Machado fez essa pergunta num soneto cometido próximo do fim da sua vida. Ele imagina um homem que decide registrar a data cristã do “berço do Nazareno” em versos. De repente, a personagem hesita e perde a inspiração. Diante da folha em branco, registra apenas: “Mudaria o Natal ou mudei eu?”.

Machado tem o dom de desconstruir crenças. Os contos A Cartomante e Missa do Galo indicam esse esforço de retirar metafísica do mundo. Difícil saber de onde surgia esse sentimento no autor. Amava sua esposa Carolina, mas não teve filhos. Frequentava altas rodas e era mulato de origem humilde, situação que o perturbou algumas vezes. Era um gênio e estava cercado de burocratas repetitivos que fariam o conselheiro Acácio de Eça parecer um gênio. Acho que Machado não gostava do Natal. Eu, pelo contrário, adoro.

Festas tradicionais funcionam como marcos de memória. Sendo balizas, indicam nossa caminhada desde a última ocasião. Por vezes, a memória retorna às celebrações da infância e a recordação nos toma de assalto. Misturar uma discreta melancolia com entusiasmo de fim de ano chega a ser de bom-tom.

É clichê dizer que o Natal é a festa da família. Quero ampliar a percepção. A festa dos dias 24 e 25 de dezembro é também da família atemporal. Convidamos pais e mães, avós e parentes. Os mortos todos se convidam para nossa casa. Não há como evitá-los; espíritos entram sempre. São como uma bruma densa que se imiscui sob a soleira de um castelo. O Natal é uma festa da memória de mortos e do contato com os vivos. Todas as casas ficam sempre lotadas, inclusive as casas que encerram apenas uma pessoa imersa no seu mundo.

Os jovens reclamam um pouco dos vivos presentes: há sempre um tio chato, pode existir uma cunhada excêntrica, é quase obrigatória a avó depressiva. Hoje, acho essa fauna (incluindo-me nela) parte da originalidade natalina.

Eu penso nos mortos que marcaram meus natais. Sinto falta deles. À medida que amadureço, dialogo mais com os ausentes, que, naturalmente, crescem a cada década. Nenhum jovem imagina o que eu sempre tenho presente: quem estará na festa do ano que vem? Mas a coluna não se pretende melancólica, nem fúnebre. Hoje é Natal. Volto ao leitmotiv: mudaria o Natal ou mudei eu?

Eu tenho certeza absoluta de que mudei muito. Algumas coisas foram muito boas, outras nem tanto. A ideia de estar com a família sempre foi importante, mas a idade a tornou fundamental. Abasteço-me de quem eu sou, de raiz, de afeto, de um Leandro sem a cenografia do mundo. Volto ao espaço que me gerou, onde cresci, no qual aprendi quase tudo. Lá chorei e ri tantas vezes. Mudamos eu e o Natal e, por isso, preciso voltar a encontrá-lo sempre.

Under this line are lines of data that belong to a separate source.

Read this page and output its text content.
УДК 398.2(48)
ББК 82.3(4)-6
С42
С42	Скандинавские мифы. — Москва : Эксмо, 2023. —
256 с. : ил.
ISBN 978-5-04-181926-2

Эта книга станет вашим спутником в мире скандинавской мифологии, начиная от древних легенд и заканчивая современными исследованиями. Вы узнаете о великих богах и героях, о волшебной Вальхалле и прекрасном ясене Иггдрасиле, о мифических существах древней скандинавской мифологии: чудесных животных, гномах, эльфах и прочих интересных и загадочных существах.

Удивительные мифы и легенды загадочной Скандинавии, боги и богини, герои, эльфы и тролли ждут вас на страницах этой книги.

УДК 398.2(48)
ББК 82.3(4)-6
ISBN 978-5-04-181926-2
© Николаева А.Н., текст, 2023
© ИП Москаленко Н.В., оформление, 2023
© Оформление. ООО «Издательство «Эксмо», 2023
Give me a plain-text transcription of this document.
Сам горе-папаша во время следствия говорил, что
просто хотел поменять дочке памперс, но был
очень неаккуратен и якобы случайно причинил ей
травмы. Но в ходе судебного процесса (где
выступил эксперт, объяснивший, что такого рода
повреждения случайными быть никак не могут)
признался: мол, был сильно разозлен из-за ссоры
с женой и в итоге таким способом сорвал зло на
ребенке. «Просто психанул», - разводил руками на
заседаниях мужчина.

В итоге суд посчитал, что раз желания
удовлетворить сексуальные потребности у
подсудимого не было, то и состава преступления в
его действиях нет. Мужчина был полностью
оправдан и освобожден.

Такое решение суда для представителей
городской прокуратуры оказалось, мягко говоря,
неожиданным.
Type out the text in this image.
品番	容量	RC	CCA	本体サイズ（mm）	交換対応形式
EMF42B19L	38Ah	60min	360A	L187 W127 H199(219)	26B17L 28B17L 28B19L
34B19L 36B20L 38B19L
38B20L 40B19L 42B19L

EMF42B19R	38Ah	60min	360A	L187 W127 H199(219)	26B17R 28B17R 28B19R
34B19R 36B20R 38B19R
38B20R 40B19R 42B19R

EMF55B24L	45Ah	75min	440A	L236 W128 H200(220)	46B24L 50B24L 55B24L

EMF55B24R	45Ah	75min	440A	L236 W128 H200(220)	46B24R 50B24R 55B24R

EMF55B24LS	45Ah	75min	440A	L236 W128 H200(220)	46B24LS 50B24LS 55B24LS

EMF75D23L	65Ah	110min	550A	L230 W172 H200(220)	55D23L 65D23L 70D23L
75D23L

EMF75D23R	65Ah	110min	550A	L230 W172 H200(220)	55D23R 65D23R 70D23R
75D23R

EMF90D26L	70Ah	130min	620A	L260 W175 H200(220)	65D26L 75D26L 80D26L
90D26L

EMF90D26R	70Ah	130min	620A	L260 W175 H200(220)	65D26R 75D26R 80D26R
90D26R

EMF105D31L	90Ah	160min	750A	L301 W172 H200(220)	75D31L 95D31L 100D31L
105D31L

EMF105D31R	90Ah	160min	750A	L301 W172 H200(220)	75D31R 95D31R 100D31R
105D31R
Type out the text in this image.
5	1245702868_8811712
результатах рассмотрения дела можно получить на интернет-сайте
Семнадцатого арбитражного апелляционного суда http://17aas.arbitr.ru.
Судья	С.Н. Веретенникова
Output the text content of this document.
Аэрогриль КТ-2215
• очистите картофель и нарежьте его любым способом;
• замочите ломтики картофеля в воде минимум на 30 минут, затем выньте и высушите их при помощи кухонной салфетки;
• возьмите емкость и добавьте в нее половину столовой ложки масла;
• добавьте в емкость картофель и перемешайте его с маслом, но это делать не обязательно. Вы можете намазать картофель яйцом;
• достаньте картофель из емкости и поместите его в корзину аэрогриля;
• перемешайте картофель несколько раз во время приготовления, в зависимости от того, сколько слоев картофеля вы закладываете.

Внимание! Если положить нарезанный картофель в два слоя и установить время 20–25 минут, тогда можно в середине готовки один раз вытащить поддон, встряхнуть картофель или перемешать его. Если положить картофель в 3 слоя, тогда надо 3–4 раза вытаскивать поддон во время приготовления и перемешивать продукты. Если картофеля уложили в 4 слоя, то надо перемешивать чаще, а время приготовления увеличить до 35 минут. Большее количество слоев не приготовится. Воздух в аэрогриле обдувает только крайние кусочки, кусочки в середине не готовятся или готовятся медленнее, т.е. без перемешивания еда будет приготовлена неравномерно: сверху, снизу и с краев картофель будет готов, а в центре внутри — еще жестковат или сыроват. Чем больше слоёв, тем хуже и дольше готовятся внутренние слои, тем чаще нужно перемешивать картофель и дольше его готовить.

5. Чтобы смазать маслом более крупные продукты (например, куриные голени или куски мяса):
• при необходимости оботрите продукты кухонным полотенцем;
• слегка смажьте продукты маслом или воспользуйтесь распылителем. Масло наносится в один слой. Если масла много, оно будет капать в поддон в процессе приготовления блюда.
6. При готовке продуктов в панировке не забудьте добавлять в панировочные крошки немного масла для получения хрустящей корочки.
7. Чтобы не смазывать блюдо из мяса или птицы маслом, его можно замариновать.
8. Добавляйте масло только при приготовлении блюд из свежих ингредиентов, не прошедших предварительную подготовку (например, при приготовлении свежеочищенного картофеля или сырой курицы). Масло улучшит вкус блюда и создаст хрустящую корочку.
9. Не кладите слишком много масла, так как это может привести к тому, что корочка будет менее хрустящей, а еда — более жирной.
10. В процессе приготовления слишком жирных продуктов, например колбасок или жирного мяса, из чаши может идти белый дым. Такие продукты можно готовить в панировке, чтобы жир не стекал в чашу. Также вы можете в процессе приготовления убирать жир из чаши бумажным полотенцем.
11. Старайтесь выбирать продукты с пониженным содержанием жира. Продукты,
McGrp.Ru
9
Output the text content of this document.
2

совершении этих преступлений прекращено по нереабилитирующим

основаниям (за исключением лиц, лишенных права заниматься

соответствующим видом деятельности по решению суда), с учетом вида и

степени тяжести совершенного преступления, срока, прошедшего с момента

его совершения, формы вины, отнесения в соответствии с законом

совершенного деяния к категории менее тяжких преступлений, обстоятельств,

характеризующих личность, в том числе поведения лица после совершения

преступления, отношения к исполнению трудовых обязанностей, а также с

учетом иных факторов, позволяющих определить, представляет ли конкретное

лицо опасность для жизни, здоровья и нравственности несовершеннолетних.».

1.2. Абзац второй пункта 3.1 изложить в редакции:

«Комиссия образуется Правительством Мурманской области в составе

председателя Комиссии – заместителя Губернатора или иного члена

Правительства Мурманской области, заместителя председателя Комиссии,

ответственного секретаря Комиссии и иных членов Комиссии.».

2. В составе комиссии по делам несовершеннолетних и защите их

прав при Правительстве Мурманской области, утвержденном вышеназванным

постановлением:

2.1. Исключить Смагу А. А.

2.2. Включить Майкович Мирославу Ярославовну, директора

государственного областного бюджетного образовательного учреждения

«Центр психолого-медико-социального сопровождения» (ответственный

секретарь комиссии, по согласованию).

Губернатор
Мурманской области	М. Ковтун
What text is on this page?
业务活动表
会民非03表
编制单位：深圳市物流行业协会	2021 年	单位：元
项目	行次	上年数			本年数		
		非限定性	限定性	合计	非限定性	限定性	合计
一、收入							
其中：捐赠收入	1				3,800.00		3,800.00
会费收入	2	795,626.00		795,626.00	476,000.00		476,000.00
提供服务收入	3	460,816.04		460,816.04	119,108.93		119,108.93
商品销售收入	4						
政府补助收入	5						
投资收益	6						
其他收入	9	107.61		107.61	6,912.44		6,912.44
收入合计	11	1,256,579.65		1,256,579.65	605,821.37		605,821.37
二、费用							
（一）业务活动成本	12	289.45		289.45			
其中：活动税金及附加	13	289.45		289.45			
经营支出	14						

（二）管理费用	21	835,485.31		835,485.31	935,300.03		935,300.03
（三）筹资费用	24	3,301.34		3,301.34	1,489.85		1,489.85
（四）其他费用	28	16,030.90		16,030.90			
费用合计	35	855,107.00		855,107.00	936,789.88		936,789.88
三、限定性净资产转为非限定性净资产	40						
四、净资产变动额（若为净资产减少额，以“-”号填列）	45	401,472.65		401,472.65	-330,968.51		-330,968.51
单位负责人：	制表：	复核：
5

Lutei, ao longo de 2016, para controlar a alimentação. O Natal me convida a abrir mão do plano sempre fracassado da forma perfeita. Relaxe, sente-se e coma, insinua a mesa bem-posta. Hoje, você terá um dos maiores prazeres do mundo: compartilhar refeição com quem se ama. Fora Twiggy! Viva Pantagruel!

Pormenor pequeno-burguês: não haverá, na minha família, o presépio tradicional a decorar a árvore. Motivo? Esse autor o espatifou ao guardá-lo, há mais de duas décadas. Eu, historiador, zeloso de memórias e de tradições, formado no trato com patrimônio, eu que recebi a incumbência de preservar essa peça histórica da família, que iluminava a ceia dos karnais desde o século passado. Eu, nefando destruidor, descuidado guardador; quebrei a caixa com o presépio ao guardá-lo. Foi um desequilíbrio, um baque seco, uma dor no coração e um vazio a me lembrar todo ano que devemos aproveitar tudo enquanto temos. Quando fui a Belém, na Terra Santa, procurei nas lojas da cidade algo similar que repusesse meu crime. Nada! Como Caim, vagarei sobre a Terra com o remorso gravado na testa: sou um destruidor de presépios. Ao visitar o extraordinário presépio napolitano do Museu de Arte Sacra de São Paulo, afasto-me ainda mais da obra de arte: afinal, tenho precedentes…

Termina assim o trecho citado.